FX graph resorting a torch model's positional args based on execution order

ktexb · June 3, 2024, 6:53pm

It seems like the order of the args in an FX graph are dependent on the order of execution of the args, rather than however the args were expected in the model definition.

Is this expected behaviour? And if it is, how should I acquire my FX graph without running into this behaviour? Or how could I circumvent this behaviour?

I’ve attached an example below

def model(x_1, x_2, x_3):
    x_5 = torch.nn.functional.conv2d(x_1, x_2, x_3)
    return x_5

def model_1(x_1, x_2, x_3):
    x_4 = x_2
    x_5 = torch.nn.functional.conv2d(x_1, x_4, x_3)
    return x_5

x_1 = torch.randn([4, 6, 8, 4])
x_2 = torch.randn([4, 6, 2, 2])
x_3 = torch.randn([4])

def get_fx(model, args):
    graphs = []
    def some_backend(graph_module, sample_inputs):
        nonlocal graphs
        graph_module.print_readable()
        graphs.append(graph_module)
        return graph_module

    torch._dynamo.reset()
    torch.compile(model, backend=some_backend)(*args)
    return graphs

graph_module = get_fx(model, [x_1, x_2, x_3])
output = graph_module[0](x_1, x_2, x_3)

graph_module_1 = get_fx(model_1, [x_1, x_2, x_3])
output_1 = graph_module_1[0](x_1, x_2, x_3)

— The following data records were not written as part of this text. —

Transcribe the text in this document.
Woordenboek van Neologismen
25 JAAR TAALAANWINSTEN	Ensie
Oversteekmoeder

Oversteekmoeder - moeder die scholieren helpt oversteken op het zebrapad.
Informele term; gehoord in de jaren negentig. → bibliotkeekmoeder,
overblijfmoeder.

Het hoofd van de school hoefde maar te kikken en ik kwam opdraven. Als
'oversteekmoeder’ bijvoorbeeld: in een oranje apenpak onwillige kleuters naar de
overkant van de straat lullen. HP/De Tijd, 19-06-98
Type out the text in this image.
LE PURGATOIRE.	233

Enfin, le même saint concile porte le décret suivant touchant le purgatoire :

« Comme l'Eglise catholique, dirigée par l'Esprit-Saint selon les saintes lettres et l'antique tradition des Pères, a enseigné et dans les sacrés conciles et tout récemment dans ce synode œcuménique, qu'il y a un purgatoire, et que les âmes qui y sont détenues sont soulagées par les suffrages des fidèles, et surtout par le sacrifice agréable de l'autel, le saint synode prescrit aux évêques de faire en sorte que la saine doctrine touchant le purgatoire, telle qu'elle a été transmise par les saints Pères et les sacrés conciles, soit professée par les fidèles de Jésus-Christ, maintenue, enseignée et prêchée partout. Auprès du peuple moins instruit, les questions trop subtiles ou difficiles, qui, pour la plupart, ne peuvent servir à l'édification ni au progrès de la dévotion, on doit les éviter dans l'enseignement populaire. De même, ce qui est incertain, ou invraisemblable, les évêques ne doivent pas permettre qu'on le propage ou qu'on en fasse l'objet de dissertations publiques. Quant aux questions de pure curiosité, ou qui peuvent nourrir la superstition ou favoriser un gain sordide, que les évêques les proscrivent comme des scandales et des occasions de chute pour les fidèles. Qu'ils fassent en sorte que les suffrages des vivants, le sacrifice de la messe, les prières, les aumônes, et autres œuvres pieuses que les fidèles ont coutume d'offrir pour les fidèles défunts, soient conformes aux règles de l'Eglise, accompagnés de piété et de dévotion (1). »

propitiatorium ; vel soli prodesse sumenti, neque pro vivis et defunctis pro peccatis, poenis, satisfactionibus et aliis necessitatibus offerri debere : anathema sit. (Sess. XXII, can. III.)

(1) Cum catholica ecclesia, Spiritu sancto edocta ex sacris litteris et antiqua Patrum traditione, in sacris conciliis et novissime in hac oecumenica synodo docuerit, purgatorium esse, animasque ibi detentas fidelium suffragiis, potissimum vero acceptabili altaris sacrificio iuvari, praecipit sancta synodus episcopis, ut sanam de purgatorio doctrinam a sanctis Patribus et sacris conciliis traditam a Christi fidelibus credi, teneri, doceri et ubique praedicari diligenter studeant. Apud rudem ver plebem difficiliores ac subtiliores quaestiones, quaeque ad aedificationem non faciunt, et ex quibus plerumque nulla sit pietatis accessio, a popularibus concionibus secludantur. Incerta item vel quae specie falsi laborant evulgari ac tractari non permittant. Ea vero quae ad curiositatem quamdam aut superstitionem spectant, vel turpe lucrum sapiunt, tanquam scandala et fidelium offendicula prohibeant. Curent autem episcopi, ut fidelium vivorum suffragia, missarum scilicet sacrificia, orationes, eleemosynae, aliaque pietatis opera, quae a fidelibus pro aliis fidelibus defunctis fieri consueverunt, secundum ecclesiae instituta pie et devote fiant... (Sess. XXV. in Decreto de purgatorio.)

In the above code, I have 2 different models. The only difference is that in model_1, the argument x_2 is used before x_1.

Below, get_fx() tries to generate, extract, and print the FX graphs that get created from the models.

The print for graph_module shows

def forward(self, L_x_1_ : torch.Tensor, L_x_2_ : torch.Tensor, L_x_3_ : torch.Tensor):
    l_x_1_ = L_x_1_
    l_x_2_ = L_x_2_
    l_x_3_ = L_x_3_
        
    x_5 = torch.conv2d(l_x_1_, l_x_2_, l_x_3_);  l_x_1_ = l_x_2_ = l_x_3_ = None
    return (x_5,)

which is expected.

The print for graph_module_1 shows

def forward(self, L_x_2_ : torch.Tensor, L_x_1_ : torch.Tensor, L_x_3_ : torch.Tensor):
    x_4 = L_x_2_
    l_x_1_ = L_x_1_
    l_x_3_ = L_x_3_
        
    x_5 = torch.conv2d(l_x_1_, x_4, l_x_3_);  l_x_1_ = x_4 = l_x_3_ = None
    return (x_5,)

We can see that x_2 is expected before x_1.

As a result, I can call graph_module[0](x_1, x_2, x_3) without issue, but calling graph_module_1[0](x_1, x_2, x_3) results in an error, because it’s getting the inputs in the wrong order.

ktexb · June 11, 2024, 3:16pm

This is indeed intended behaviour and torch.export will maintain the correct input mapping.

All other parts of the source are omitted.